As the name implies, systemic lupus erythematosus (SLE) presents as a systemic disease, but it may also present in an organ-limited/dominant form. This variability makes early disease especially difficult to diagnose, and delayed diagnosis can lead to organ damage and is associated with increased mortality.
In many cases, diagnosis occurs because clinicians focus on the presence of a few high-yield clinical and immunologic symptoms, such as a malar rash in an individual with anti-DNA autoantibodies, that can be used in routine practice to clinically diagnose patients with SLE with high sensitivity and specificity.
Christina Adamichou, a graduate student at the University of Crete School of Medicine, Greece, and colleagues hypothesized that it may be possible to train machine learning-based tools with medical data to simulate the medical reasoning that occurs in successful diagnosis of SLE. To do this, Adamichou et al. developed and validated a new algorithm that uses classical disease features to help clinicians diagnose SLE earlier in the disease process. They describe their SLE Risk Probability Index (SLERPI) in an article published online Feb. 10 in the Annals of Rheumatic Diseases.1
“This is a novel approach to address the issue of accurately and timely diagnosis of SLE,” says Sarfaraz Hasni, MD, director of Lupus Clinical Research at the National Institute of Arthritis and Musculoskeletal and Skin Diseases at the National Institutes of Health in Bethesda, Md. “On average, SLE patients visit up to three providers, and it may take up to two years or more before they are diagnosed with SLE. This [delay] is even worse for women of color, who are disproportionality affected by more severe SLE.”

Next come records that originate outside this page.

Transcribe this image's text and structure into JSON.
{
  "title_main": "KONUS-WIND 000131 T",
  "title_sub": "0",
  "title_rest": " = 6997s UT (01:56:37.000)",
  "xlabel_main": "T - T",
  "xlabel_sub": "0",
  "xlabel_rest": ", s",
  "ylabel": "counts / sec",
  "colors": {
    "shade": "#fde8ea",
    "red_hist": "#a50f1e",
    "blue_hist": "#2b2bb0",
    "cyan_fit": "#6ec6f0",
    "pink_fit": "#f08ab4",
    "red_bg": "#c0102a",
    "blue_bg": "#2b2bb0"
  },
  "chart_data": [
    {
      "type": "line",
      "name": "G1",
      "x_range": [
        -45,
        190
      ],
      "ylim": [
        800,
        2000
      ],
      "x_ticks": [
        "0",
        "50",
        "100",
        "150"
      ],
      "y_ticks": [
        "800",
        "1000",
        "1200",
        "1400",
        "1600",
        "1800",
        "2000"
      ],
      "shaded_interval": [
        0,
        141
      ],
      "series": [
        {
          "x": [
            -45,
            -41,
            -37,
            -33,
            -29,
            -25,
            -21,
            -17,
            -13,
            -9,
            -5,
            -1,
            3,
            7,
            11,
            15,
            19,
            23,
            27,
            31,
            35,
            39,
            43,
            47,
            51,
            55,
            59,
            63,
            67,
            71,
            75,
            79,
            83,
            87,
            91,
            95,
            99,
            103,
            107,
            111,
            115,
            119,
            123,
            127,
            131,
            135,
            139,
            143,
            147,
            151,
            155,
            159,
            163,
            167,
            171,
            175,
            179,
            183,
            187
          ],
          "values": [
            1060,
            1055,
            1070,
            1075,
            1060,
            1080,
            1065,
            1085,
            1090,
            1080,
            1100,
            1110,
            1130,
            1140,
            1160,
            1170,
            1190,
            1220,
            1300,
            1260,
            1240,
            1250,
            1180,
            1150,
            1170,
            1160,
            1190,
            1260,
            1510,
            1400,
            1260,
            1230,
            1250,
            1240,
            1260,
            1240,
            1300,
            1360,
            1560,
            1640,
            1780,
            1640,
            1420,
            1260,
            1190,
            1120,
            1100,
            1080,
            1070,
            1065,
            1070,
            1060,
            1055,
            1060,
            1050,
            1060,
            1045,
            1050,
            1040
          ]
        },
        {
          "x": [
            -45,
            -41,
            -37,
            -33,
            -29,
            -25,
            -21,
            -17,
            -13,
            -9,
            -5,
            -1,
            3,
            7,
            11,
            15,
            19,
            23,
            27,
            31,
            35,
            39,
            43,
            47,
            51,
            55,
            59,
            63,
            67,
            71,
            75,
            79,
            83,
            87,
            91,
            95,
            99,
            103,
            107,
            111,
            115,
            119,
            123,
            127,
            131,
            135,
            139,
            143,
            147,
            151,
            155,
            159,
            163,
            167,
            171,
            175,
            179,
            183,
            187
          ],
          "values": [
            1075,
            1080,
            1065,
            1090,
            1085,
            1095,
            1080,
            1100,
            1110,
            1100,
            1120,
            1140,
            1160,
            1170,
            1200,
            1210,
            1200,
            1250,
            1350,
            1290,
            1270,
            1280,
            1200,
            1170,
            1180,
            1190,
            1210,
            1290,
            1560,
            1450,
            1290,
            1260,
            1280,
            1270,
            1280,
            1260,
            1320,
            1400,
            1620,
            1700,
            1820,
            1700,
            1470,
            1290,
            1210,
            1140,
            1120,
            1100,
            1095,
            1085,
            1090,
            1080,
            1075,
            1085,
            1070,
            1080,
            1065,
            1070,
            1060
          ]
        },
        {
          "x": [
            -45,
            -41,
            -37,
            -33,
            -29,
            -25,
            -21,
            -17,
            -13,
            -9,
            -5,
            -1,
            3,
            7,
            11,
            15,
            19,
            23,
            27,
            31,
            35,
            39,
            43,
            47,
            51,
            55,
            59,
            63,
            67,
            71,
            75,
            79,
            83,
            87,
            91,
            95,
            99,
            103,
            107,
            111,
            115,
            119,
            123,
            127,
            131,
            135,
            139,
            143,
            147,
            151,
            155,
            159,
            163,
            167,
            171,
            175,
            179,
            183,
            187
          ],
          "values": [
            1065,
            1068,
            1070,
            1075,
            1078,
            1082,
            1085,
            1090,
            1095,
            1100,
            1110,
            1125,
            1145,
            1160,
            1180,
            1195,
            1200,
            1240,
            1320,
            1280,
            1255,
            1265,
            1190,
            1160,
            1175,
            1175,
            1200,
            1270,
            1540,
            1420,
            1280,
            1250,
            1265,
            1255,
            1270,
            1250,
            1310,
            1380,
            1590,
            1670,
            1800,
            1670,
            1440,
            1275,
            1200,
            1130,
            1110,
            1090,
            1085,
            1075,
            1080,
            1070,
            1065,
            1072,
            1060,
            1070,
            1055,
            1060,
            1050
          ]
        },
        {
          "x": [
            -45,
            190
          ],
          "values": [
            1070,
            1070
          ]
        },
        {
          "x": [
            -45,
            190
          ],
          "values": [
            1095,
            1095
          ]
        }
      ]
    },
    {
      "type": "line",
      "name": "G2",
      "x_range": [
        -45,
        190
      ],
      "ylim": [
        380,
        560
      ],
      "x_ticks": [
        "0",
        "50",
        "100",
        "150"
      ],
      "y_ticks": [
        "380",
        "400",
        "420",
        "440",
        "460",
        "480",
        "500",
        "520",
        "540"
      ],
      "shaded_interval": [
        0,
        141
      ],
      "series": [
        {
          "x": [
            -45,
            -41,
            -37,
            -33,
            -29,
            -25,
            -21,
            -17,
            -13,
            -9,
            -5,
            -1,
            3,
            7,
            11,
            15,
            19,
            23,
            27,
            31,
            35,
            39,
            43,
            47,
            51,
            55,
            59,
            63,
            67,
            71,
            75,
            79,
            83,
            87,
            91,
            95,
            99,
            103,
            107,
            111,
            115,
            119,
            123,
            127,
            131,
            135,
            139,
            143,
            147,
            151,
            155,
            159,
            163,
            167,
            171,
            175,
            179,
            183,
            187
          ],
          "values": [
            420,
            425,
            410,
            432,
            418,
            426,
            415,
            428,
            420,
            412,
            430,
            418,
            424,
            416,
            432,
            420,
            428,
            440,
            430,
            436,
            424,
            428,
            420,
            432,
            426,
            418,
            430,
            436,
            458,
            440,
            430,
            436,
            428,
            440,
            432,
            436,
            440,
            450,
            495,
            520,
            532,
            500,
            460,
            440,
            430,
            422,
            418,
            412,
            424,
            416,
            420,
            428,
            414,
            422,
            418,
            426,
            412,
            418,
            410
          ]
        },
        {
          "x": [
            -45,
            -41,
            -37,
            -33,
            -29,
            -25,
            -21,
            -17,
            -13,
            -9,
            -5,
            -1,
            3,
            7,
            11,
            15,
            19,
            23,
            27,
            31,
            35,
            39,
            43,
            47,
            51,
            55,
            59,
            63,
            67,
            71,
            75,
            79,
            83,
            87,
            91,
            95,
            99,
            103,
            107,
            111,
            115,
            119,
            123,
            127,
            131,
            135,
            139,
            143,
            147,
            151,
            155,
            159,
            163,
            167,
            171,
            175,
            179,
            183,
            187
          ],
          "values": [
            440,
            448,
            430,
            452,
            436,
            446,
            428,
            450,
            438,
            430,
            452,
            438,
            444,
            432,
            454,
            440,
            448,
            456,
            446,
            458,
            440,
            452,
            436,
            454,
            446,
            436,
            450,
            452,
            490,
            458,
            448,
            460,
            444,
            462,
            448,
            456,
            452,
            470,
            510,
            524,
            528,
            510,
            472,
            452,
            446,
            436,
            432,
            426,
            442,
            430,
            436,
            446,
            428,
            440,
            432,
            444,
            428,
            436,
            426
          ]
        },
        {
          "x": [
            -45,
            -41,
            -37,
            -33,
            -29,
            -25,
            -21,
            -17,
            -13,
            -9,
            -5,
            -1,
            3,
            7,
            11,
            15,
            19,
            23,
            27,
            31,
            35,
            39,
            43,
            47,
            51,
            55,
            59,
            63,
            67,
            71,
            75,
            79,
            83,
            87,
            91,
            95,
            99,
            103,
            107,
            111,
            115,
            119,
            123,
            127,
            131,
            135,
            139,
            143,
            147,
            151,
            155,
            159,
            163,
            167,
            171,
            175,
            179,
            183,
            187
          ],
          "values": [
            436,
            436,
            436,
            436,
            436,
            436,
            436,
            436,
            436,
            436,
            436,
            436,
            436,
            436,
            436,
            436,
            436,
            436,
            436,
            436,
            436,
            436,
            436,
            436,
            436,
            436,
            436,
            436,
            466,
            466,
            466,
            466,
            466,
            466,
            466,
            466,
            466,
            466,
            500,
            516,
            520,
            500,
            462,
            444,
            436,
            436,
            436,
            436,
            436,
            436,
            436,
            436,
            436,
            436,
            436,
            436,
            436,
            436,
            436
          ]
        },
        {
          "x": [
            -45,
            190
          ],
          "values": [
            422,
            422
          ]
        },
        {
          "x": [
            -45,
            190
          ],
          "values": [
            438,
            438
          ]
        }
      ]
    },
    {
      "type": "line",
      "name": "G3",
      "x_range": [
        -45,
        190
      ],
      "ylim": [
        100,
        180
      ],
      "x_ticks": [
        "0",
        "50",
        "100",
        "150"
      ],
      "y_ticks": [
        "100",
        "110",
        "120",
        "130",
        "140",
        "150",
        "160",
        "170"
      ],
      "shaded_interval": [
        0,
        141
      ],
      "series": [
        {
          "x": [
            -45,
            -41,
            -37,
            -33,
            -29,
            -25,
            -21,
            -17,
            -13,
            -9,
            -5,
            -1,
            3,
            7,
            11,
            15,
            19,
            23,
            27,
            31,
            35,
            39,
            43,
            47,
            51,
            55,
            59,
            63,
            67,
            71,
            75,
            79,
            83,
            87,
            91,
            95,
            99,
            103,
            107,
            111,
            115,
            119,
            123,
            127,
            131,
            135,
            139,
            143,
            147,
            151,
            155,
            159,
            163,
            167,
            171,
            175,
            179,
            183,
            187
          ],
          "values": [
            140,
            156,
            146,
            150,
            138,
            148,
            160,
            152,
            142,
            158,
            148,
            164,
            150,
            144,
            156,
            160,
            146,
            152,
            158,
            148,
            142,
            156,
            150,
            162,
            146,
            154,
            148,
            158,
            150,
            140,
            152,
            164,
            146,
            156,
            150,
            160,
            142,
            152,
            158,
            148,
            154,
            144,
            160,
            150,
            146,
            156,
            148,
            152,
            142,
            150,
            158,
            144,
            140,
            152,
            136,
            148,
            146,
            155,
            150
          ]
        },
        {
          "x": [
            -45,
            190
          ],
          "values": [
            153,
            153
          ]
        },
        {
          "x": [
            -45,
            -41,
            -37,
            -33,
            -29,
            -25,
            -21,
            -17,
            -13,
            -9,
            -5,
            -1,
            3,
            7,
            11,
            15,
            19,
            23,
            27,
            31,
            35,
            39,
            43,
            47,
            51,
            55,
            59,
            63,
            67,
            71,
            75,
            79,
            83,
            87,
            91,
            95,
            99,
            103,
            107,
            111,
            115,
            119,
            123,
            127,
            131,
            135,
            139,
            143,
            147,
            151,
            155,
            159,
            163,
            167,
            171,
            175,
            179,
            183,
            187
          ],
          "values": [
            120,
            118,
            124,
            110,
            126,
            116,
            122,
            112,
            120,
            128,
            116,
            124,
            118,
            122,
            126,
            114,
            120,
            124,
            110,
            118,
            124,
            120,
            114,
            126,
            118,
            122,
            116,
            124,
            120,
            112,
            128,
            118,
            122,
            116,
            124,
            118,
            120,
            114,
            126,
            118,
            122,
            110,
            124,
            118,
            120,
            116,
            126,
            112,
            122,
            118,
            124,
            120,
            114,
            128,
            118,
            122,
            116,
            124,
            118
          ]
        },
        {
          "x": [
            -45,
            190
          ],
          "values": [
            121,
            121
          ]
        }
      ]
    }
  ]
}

To create SLERPI, the researchers leveraged well-characterized data from the medical records of two large discovery and validation patient cohorts from two centers that maintained detailed patient registries and used structured forms for collecting clinical data. The investigators mined these data for features that could be combined with the 2019 European League Against Rheumatism (EULAR)/ACR SLE Classification Criteria to enhance diagnostic accuracy.2 Although intended to be used for research—not diagnostic—purposes, these criteria have a high degree of accuracy. The researchers identified well-defined features of SLE that were not part of the classification criteria, which they combined with the published classification criteria. They found thrombocytopenia/autoimmune hemolytic anemia (AIHA), malar rash, proteinuria, anti-nuclear antibodies (ANA), immunological disorder and combined C3 and C4 hypocomplementemia were the strongest predictors against competing rheumatological diseases. These 14 variably weighed clinical and serological features were used to train the new Lease Absolute Shrinkage and Selection Operator-logistic regression (LASSO-LR) model.